A comprehensive software package for evaluating reanalyses in several different ways has been further developed. The package has been built at DWD and MET Norway and based and evolved from previous packages in R and HARP from the HIRLAM consoritum. A github repository has been set up where partners can contribute and the software can be shared and it is openly available.


Since the UERRA production of reanalyses has just started (depending on which of the 4 partners you are interested in; there is data from some years from SMHI but not the others), the evaluations and tests have been done on the earlier EURO4M Project reanalyses. 2 years of such data

have been archived in MARS at ECMWF. In addition there are COSMO reanalyses at DWD (Hans Ertel Centre for Weather research) that have been used as input, both to evaluare results and uncertaintis, but also to test the data access and the funtions of the software.

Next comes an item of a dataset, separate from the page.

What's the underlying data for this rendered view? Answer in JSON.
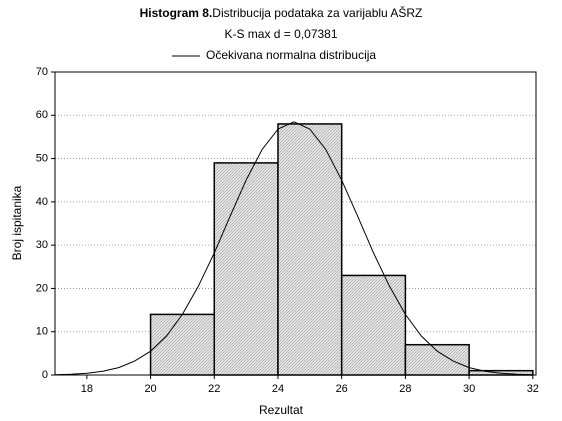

The different reanalyses have been intercompared and compared against observations, both conventional and then independent ones (not used in any reanlysis) from mast data. Below time series against station data are shown for a few different reanalyses (note that EURO4M reanalyses are different from UERRA, in terms of models, methods and resolution. The COSMO HerZ is at high resolution (6 km). The comparisons have started with conventional scores (correlation, bias, RMSE, anomalies, frequency distribution, contingency 4x4 yes/no table for hit rate and false alarm etc.). More have been added like PDF (probability density function) based scores. Recently satellite data have been included in the evealuation and in terms of radiances which are measured and computed from the models in the reanalyses.




Another important way to test the quality is to user high resolution observation based reanalyses done over subregions or nations in Europe. Such ones are over the Alps (Meteo-Swiss) and over the Feno-Scandian domain (MET Norway).


The advantage of the high resolution data is to verify at different scales separately. One can see that is more skill due to higher energy in the larger scales in the SMHI MESAN analysis (a few 100 kilometers). Another method that has been employed is and intensity based technique where one separates according to thresholds and also scales.






The observation based data sets at KNMI and Meteo-Swiss have now been complemented with probabilistic estimates of interpolation errors and uncertainty bars can be put on the data. An example is shown below where the old HIRLAM EURO4M data are compared with the probabilistic high resolution interpolation. It can be seen that for some days the HIRLAM data are outside or even far outside the range of uncertainty and thus almost certainly in gross error.